Sigo mi trayecto, y no es una larga marcha hasta la barra iluminada, donde pido a Víctor –tata del sitio– algo de tomar, sin alcohol. Víctor, y su mano derecha, el sonriente Lester, siempre me tratan con algún cariño.
           
Mientras Víctor me confecciona esa bebida no alcohólica insisto en observar las paredes, decoradas con las mismas fotos y posters de hace tantos años. Y sin embargo no es que Esperanto pueda ser calificado como un bar del pasado, ya que siempre se está llenando de nuevas caras y vibraciones. Jamás podría ir a un bar por nostalgia. Soy la persona menos nostálgica de este mundo.

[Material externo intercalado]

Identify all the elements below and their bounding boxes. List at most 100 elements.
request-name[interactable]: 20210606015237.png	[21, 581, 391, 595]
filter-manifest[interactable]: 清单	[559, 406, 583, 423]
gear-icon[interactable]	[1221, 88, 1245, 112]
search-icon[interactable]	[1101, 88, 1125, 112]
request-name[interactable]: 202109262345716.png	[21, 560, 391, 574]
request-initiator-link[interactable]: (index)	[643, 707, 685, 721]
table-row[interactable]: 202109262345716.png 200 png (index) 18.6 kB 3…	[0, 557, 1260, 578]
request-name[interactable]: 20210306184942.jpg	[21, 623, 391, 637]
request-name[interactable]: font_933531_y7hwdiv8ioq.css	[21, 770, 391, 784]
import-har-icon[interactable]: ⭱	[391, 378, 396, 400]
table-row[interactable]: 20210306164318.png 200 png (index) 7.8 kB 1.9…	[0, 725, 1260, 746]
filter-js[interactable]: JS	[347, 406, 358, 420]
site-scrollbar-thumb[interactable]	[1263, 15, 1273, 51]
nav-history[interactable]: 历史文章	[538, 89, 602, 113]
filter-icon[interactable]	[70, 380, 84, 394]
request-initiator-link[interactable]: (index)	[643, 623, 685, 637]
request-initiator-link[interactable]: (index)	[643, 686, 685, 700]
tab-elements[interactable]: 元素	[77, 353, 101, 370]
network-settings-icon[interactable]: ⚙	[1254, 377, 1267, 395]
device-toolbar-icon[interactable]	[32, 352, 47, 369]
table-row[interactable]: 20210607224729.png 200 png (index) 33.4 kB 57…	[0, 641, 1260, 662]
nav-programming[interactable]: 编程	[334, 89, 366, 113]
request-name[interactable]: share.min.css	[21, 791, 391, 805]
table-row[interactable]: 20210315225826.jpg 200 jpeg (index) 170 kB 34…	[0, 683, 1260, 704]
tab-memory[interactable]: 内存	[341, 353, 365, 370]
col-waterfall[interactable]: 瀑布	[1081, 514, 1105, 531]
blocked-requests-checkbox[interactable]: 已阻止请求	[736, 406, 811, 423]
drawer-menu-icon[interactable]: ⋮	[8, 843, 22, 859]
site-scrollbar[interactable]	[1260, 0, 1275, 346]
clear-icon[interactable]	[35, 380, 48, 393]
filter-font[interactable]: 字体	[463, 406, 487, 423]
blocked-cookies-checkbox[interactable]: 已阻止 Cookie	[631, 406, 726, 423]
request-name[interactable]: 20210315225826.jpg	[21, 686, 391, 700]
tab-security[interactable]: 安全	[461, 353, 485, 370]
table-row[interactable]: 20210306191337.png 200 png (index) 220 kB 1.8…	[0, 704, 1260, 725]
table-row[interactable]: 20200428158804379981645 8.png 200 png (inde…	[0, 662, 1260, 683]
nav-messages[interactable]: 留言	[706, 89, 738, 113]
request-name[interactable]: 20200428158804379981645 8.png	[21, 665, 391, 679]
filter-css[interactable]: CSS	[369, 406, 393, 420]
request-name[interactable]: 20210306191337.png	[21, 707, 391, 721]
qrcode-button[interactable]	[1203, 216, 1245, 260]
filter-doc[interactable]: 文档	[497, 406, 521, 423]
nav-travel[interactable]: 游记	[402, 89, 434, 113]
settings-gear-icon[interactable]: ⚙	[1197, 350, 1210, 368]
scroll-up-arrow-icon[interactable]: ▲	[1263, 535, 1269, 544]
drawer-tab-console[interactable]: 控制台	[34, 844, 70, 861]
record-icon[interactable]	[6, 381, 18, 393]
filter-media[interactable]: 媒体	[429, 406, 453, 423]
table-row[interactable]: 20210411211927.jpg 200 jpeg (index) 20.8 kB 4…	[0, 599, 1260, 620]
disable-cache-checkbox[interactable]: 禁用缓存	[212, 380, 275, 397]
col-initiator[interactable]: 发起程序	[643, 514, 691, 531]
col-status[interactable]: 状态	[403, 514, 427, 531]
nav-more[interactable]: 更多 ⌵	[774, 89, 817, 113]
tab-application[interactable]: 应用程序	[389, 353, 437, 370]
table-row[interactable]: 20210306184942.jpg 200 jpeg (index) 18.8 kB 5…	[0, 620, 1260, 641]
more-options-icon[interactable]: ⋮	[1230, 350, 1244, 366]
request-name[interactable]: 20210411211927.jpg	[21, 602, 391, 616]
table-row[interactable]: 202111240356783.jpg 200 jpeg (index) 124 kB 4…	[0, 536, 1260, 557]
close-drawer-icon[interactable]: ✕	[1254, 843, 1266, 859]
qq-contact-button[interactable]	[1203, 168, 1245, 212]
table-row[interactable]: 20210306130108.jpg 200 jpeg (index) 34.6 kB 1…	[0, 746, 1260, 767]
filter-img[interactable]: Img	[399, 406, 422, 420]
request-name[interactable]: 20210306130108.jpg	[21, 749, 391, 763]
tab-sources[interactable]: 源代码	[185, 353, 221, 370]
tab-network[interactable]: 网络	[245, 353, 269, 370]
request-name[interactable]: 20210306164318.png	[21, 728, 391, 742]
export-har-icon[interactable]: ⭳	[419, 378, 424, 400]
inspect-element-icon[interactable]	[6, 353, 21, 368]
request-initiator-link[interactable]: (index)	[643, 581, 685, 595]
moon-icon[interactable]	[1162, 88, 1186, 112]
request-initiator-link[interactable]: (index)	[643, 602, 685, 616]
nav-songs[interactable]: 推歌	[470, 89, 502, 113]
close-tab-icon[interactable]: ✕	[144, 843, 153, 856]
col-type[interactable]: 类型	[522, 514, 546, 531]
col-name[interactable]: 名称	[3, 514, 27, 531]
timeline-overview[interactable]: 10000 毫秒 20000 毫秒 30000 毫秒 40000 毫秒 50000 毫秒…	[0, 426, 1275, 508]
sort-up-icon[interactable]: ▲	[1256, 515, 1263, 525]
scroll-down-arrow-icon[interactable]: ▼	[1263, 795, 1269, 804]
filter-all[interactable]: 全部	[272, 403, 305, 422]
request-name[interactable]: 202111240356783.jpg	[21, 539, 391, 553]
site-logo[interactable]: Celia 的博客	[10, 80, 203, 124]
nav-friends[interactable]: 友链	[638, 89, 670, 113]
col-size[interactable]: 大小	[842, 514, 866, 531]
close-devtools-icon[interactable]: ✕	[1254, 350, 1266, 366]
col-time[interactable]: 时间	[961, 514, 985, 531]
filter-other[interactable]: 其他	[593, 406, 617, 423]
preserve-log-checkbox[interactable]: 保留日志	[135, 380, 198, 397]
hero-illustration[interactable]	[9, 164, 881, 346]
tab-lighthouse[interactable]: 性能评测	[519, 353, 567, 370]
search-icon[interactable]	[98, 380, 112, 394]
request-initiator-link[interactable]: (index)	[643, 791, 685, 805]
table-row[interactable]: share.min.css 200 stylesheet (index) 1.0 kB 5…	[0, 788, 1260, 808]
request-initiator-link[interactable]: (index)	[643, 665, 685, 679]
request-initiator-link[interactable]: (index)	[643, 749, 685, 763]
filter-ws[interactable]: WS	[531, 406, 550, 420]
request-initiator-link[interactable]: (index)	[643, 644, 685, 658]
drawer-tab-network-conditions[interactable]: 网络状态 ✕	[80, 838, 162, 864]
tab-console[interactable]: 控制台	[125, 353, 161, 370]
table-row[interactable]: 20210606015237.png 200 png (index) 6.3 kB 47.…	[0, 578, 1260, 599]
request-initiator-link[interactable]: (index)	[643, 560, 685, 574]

De otra parte, es cierto que Esperanto tiene cosas que se repiten: rolas, rostros, lealtades, representada sobre todo por un racimo serial de personas que son los de siempre.

Pero a la par de los de siempre (para qué mencionarlos, si ya todos sabemos quiénes son) están esos otros que fluctúan, y que sin embargo, a su modo, también han estado allí toda la vida.
           
Uno y otro grupo –cautivos y flotantes– coexisten, sin problema. Entre los que formamos parte de la llamada Generación X (y algunos previos, que apenas encuentran bares para gente de su edad en Guatemala, y menos bares inteligentes) y ahora los millennials de segunda y tercera emanación (o postmillnennials, también llamados, por mi persona, “emoticones”) hay gradaciones intermedias.
           
Así pues, estamos hablando de edades que oscilan laxamente entre los veinte y los cincuenta. Lo interesante es que no es un mero bar de artistas, sino hay muchas otras profesiones también, entremezclándose, y eso salva al bar de la endogamia.
           
Este encuentro es de lo más rico de Esperanto, sobre todo en una ciudad en donde cada día es más difícil interseccionar, con todo y móviles y plataformas sociales.
           
Ciertas cosas de plano no te las da el Tinder.
           
Como sea, todos estos clientes aman Esperanto. Hasta sirven tragos, detrás de la barra. De igual manera, son a menudo los mismos clientes los que ponen la música, todo un detalle.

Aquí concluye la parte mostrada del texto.